Heavy rains cause Sonoma Valley wastewater overflows

Sonoma County Water Agency, SONOMA COUNTY GAZETTE

Heavy rainfall from a large atmospheric river resulted in several wastewater overflows within the Sonoma Valley County Sanitation District (District). Nearly 2 inches of rain was measured during a 24-hour period ending Tuesday at 9 a.m. at the Sonoma Valley wastewater treatment plant. Other areas of the valley reported 3 inches of rain overnight.

Wastewater maintenance and work crews, including biologists, responded to nine separate sanitary sewer overflows (SSOs) starting at 2:30 a.m. Tuesday. Sanitation District staff are working to minimize the flows as much as possible, evaluate any impacts to public and environmental health, and will continue to monitor the collection systems.  The State Office of Emergency Services and California Department of Fish & Wildlife were notified.

The majority of the SSOs occurred in the Boyes Hot Springs and Fetters Hot Springs areas, with two overflows in Eldridge. Several of the overflows resulted in wastewater flowing into Sonoma Creek. One reported SSO at the Sonoma Charter School and Flowery Elementary School campus was determined to be a private overflow resulting from a failure of the collection system on school district property. Total volume of the overflows will be calculated at the end of the storm event.

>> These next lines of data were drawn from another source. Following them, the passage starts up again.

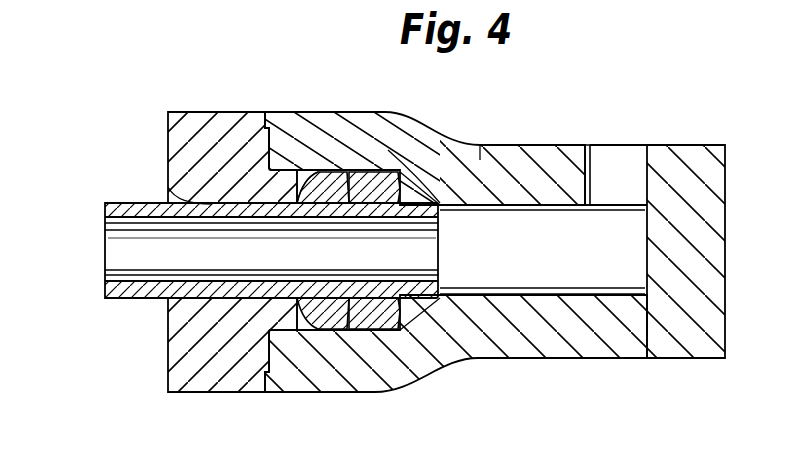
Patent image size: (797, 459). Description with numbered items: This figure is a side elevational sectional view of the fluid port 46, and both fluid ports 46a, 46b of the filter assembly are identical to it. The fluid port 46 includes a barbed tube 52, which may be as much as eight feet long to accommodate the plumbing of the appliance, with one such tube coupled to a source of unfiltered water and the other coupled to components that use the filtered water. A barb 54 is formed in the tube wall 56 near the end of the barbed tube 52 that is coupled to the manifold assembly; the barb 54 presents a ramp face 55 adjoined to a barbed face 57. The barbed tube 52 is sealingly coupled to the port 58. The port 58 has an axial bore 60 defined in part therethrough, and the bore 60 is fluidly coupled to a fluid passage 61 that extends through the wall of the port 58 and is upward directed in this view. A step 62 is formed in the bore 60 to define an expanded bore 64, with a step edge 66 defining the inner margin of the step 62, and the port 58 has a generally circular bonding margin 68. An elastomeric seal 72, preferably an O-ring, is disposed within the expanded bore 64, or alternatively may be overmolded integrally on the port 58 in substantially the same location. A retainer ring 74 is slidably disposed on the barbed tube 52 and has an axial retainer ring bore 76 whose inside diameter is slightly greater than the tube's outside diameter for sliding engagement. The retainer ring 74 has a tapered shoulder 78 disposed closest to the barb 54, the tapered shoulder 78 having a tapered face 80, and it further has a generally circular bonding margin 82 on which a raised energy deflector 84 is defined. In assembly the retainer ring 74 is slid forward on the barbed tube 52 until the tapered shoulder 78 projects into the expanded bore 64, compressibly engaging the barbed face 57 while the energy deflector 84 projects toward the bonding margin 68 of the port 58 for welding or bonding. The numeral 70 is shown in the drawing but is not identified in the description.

The fluid port 46 is at (608, 358).
The fluid port 46a is at (603, 92).
The fluid port 46b is at (615, 105).
The barbed tube 52 is at (117, 205).
The barb 54 is at (355, 335).
The ramp face 55 is at (400, 335).
The tube wall 56 is at (236, 200).
The barbed face 57 is at (318, 174).
The port 58 is at (562, 165).
The axial bore 60 is at (515, 210).
The fluid passage 61 is at (638, 150).
The step 62 is at (445, 160).
The expanded bore 64 is at (352, 172).
The step edge 66 is at (440, 350).
The bonding margin 68 is at (295, 170).
The ferrule flange 70 is at (305, 198).
The elastomeric seal 72 is at (395, 150).
The retainer ring 74 is at (166, 129).
The retainer ring bore 76 is at (168, 300).
The tapered shoulder 78 is at (295, 350).
The tapered face 80 is at (330, 340).
The bonding margin 82 is at (268, 388).
The energy deflector 84 is at (272, 393).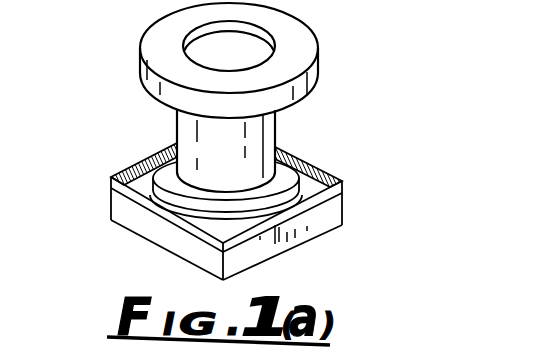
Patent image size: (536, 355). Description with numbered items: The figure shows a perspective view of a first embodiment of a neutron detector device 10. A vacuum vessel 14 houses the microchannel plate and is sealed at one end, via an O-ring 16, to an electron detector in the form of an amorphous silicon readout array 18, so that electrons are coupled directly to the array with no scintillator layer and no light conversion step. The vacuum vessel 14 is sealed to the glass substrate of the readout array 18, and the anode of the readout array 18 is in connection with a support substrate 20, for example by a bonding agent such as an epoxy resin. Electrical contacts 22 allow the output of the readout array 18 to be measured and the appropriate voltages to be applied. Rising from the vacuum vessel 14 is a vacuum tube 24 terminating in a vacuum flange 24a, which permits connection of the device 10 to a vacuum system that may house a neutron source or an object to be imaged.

The device 10 is at (88, 56).
The vacuum vessel 14 is at (154, 194).
The O-ring 16 is at (231, 222).
The amorphous silicon readout array 18 is at (160, 193).
The support substrate 20 is at (143, 225).
The electrical contacts 22 is at (320, 173).
The vacuum tube 24 is at (193, 132).
The vacuum flange 24a is at (302, 47).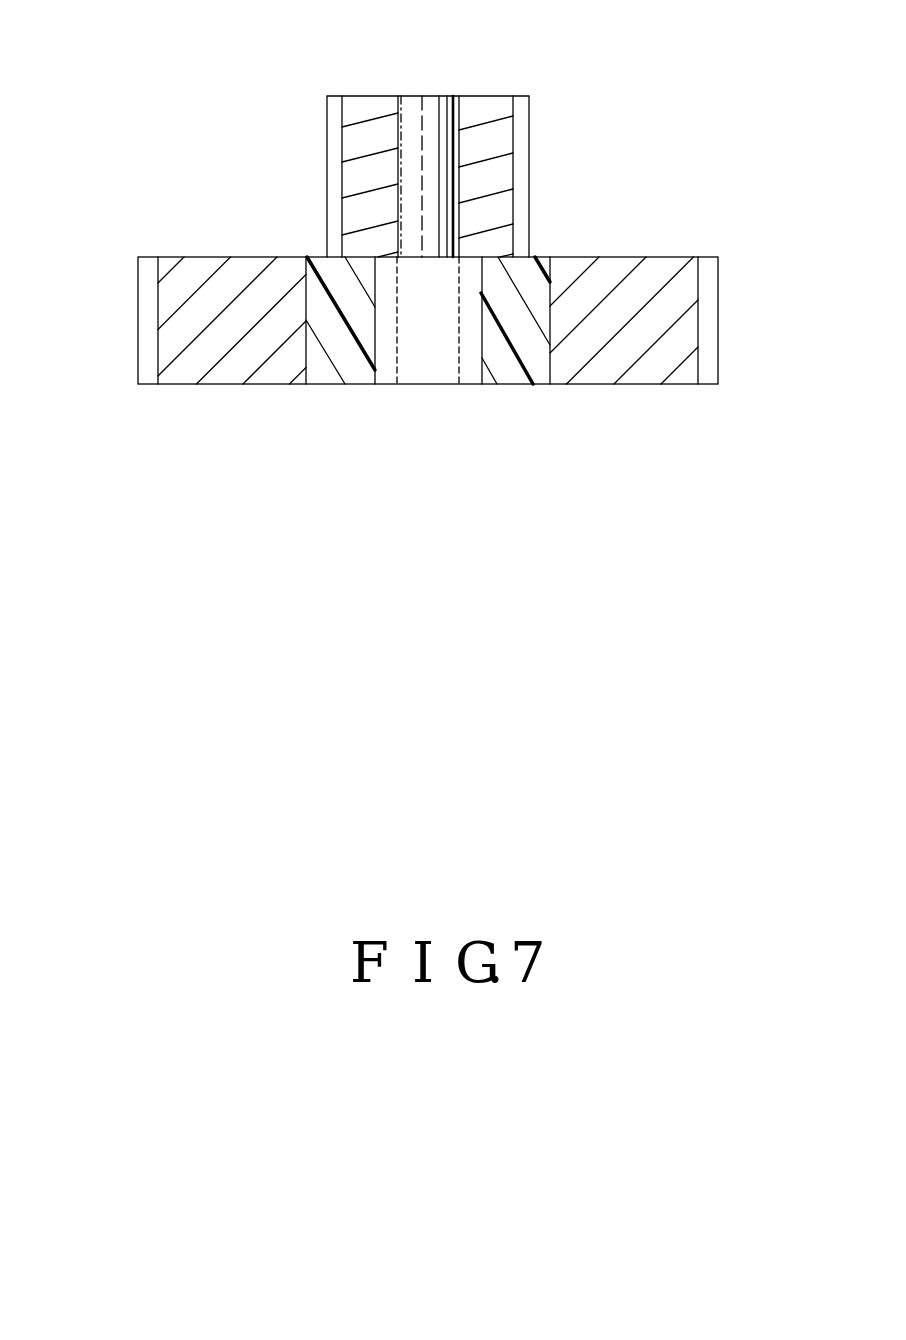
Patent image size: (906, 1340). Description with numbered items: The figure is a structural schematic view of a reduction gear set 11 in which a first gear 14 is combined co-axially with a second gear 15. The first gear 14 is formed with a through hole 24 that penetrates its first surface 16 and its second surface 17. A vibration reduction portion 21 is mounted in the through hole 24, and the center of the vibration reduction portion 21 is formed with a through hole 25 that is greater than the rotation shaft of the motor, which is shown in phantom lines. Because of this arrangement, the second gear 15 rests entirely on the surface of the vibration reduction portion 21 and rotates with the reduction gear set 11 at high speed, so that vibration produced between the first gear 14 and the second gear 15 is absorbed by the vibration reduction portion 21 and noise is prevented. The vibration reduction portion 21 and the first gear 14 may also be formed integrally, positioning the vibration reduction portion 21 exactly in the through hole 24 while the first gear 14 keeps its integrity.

The reduction gear set 11 is at (600, 116).
The first gear 14 is at (138, 352).
The second gear 15 is at (329, 145).
The first surface 16 is at (657, 258).
The second surface 17 is at (265, 385).
The vibration reduction portion 21 is at (505, 362).
The through hole 24 is at (550, 318).
The through hole 25 is at (391, 350).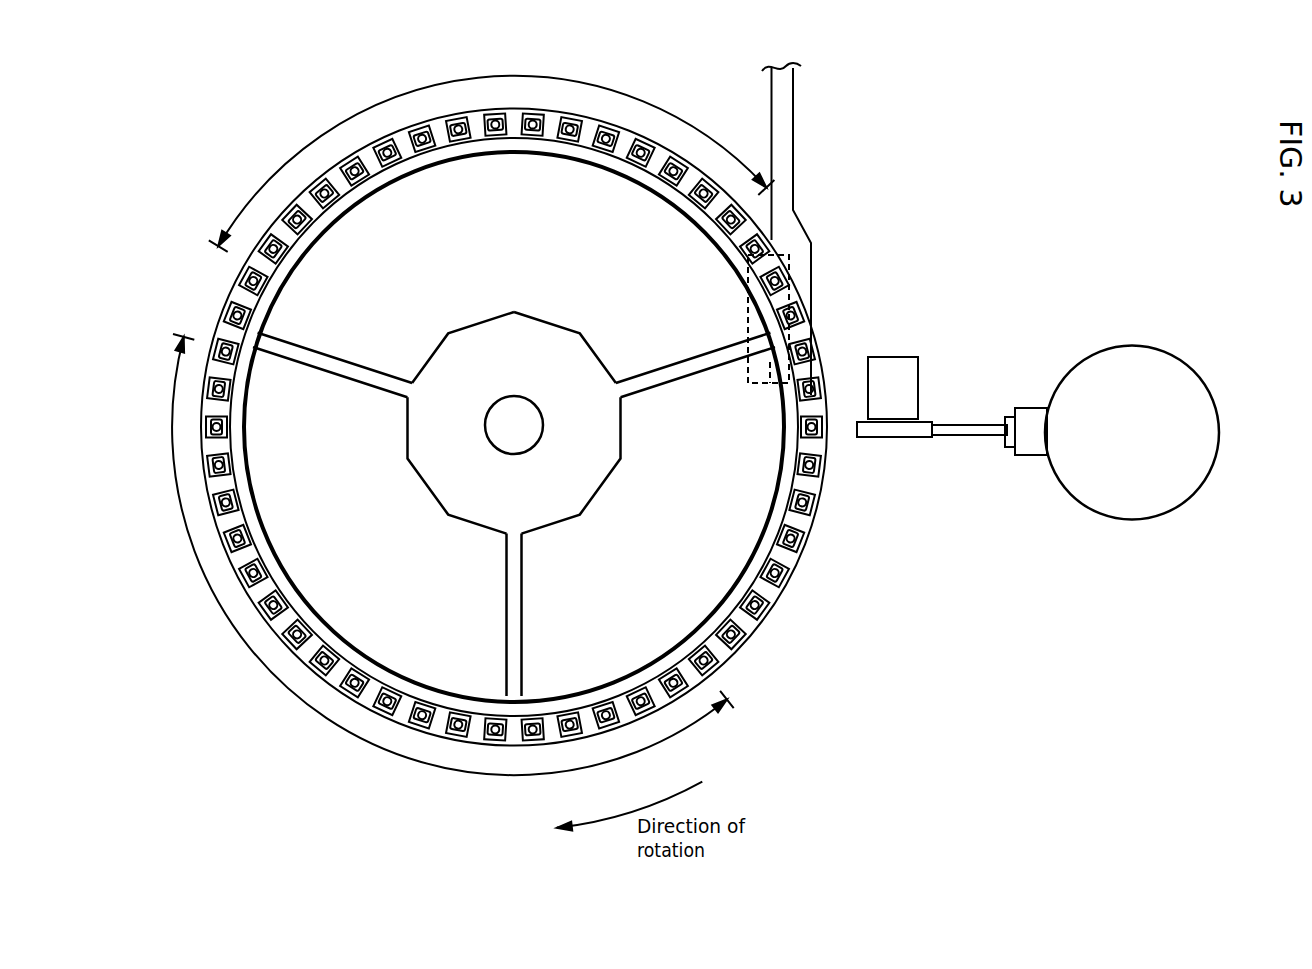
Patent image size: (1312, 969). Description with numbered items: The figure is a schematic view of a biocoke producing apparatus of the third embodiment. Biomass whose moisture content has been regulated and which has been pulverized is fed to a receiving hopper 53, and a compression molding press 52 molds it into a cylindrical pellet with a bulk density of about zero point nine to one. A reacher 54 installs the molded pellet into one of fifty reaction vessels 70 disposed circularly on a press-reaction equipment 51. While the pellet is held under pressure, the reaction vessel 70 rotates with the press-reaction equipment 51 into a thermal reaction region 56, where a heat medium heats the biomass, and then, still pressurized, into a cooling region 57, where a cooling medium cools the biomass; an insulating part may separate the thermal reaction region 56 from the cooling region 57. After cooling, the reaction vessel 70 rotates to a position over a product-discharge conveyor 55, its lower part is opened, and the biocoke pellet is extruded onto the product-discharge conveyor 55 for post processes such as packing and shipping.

During heavy rain events the District’s wastewater collection system can become overloaded due to inflow and infiltration of rainwater and groundwater into sewer mains. The District is currently implementing a multi-year sewer main replacement project. Another contributing factor to SSOs, which is being addressed by the District, is leaky private sewer laterals and illegal connections of roof downspouts, yard drains, sump pumps and other non-sewer discharges into the sewer system that can greatly increase the amount of wastewater entering the system during storms. The SVSCD Board recently approved an ordinance that will require older laterals to be inspected and repaired, if necessary.